К 1989 году национальный вопрос перебрался в категорию основных политических приоритетов. Горбачёв же, полностью поглощенный бурями, разыгрывавшимися в новорожденном союзном парламенте и политическим ледоходом в Восточной Европе, реагировал на потрескивание внешней оболочки Союза с явным отставанием. Поначалу он решил отделаться переносом на более ранний срок Пленума ЦК по национальному вопросу, до которого все не доходили руки. Его провели в сентябре 1989 года, но принятые им решения уже мало кого интересовали и, главное, почти ни на что не могли повлиять. И хотя формально вопрос о новом союзном договоре на Пленуме был поставлен, только следующей весной Горбачёв заговорил о необходимости ускорить его разработку, чтобы «нейтрализовать желание республик уходить из СССР». Будущий Союз виделся ему разнообразным, позволяющим «держать одних за ошейник, других на коротком, третьих на длинном поводке». Сам же он активно подключился к этому процессу только весной 1991 года, когда жить Союзу оставалось всего несколько месяцев.
И все-таки главное, что просмотрел он в этот период, были не входившие во вкус республиканские сепаратисты, а пробуждавшаяся и, конечно же, поощряемая его политическими соперниками с разных флангов идея российского суверенитета. В принципе Советский Союз смог бы пережить подъем национального и регионального сепаратизма и даже «отпадение» отдельных плохо прижившихся «кусков», но только не измену союзной идее со стороны России.

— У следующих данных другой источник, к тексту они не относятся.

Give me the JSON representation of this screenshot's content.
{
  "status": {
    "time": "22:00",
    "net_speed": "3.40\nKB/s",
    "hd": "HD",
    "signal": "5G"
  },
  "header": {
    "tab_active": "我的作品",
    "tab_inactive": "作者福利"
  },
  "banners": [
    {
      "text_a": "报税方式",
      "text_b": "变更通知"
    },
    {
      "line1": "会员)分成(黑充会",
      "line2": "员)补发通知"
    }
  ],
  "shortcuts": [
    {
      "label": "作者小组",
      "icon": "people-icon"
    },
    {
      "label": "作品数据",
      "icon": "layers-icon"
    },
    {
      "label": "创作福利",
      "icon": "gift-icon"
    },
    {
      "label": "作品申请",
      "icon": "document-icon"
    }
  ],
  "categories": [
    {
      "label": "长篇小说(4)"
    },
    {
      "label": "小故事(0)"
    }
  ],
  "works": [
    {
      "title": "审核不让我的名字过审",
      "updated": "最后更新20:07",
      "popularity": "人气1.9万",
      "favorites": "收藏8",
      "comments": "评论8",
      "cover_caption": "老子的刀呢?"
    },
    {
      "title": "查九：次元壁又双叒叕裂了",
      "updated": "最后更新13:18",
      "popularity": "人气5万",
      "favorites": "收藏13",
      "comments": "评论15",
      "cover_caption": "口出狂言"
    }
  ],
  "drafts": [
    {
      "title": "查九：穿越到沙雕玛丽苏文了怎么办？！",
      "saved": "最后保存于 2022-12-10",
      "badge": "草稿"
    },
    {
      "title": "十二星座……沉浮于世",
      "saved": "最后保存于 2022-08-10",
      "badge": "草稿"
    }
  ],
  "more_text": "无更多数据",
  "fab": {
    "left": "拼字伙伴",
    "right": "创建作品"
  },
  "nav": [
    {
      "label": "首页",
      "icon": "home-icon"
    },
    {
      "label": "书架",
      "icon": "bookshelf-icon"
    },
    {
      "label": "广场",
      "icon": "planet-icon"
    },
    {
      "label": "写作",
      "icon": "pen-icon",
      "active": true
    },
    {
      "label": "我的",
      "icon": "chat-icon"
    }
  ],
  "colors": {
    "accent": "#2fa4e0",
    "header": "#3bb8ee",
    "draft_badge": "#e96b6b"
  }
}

Между тем именно эта, казалось бы, немыслимая перспектива обретала реальные очертания, став сначала психологическим и только потом уже политическим отражением обиды миллионов русских за то, что их записали в «оккупанты» в стране, которую они считали от века своим Отечеством, и в «колонизаторы» внутри империи, где они ни в чем не чувствовали себя привилегированной нацией. Да и высказал первым это чувство обиды на несправедливое отношение к русским не политик, а писатель Валентин Распутин. Выступая на I Съезде народных депутатов в июне 1989 года, он неожиданно бросил в лицо представителям республик: «А может, России выйти из состава Союза, если во всех своих бедах вы обвиняете её и если её слаборазвитость и неуклюжесть отягощают ваши прогрессивные устремления?»* Тогда эти слова многие, включая Горбачёва, восприняли как простительное проявление эмоций творческого человека, далекого от политики. Разделить традиционную вековую Россию и Советский Союз, ставший после 17-го года её законным наследником и, по существу, просто новой реинкарнацией, казалось попросту невозможным.
Но не прошло и года, как выяснилось, что в ситуации начавшегося распада прежнего многонационального государства его «титульная нация» – русские, ощутив и внутри страны, и на мировой арене угрозу своему наследному великодержавному статусу, начинают превращаться из «имперской нации» в этническую, «национальную». Привыкнув к положению неоспоримого «старшего брата», по отношению к которому «младшие братья» в советской семье ведут себя почтительно и боязливо, русские не могли не реагировать болезненно на «издержки» подлинного равноправия и тем более на обидные и незаслуженные, по мнению многих, попытки сведения исторических счетов с Россией со стороны националов. Этот накапливавшийся в российской народной среде агрессивный потенциал уязвленного национального самолюбия был достаточно быстро востребован политиками самой разной ориентации, и прежде всего горбачевскими конкурентами.
С русской, точнее говоря, российской карты против него практически одновременно, хотя и с разных сторон, зашли сразу два основных оппонента – Е.Лигачев и Б.Ельцин. При этом один обвинял в том, что он, попустительствуя националистам, разваливает Союз и тем самым разрушает историческое наследие русского народа, пуская на ветер завоевания нескольких поколений советских людей, обеспеченные их самоотверженным трудом и оплаченные лишениями и жертвами. Другой, напротив, в том, что генсек-президент недостаточно решительно рвет с прошлым и цепляется за архаичные структуры централизованного союзного государства с единственной целью – упрочить свою личную власть.
«Армию» Лигачева составила партийная номенклатура, убедившаяся в том, что дальнейшее продвижение по пути горбачевской политреформы, лишив её власти и прикрытия государственного силового щита, оставит один на один с населением, которым она привыкла командовать, но с которым разучилась разговаривать. Его мстительного гнева она имела все основания бояться.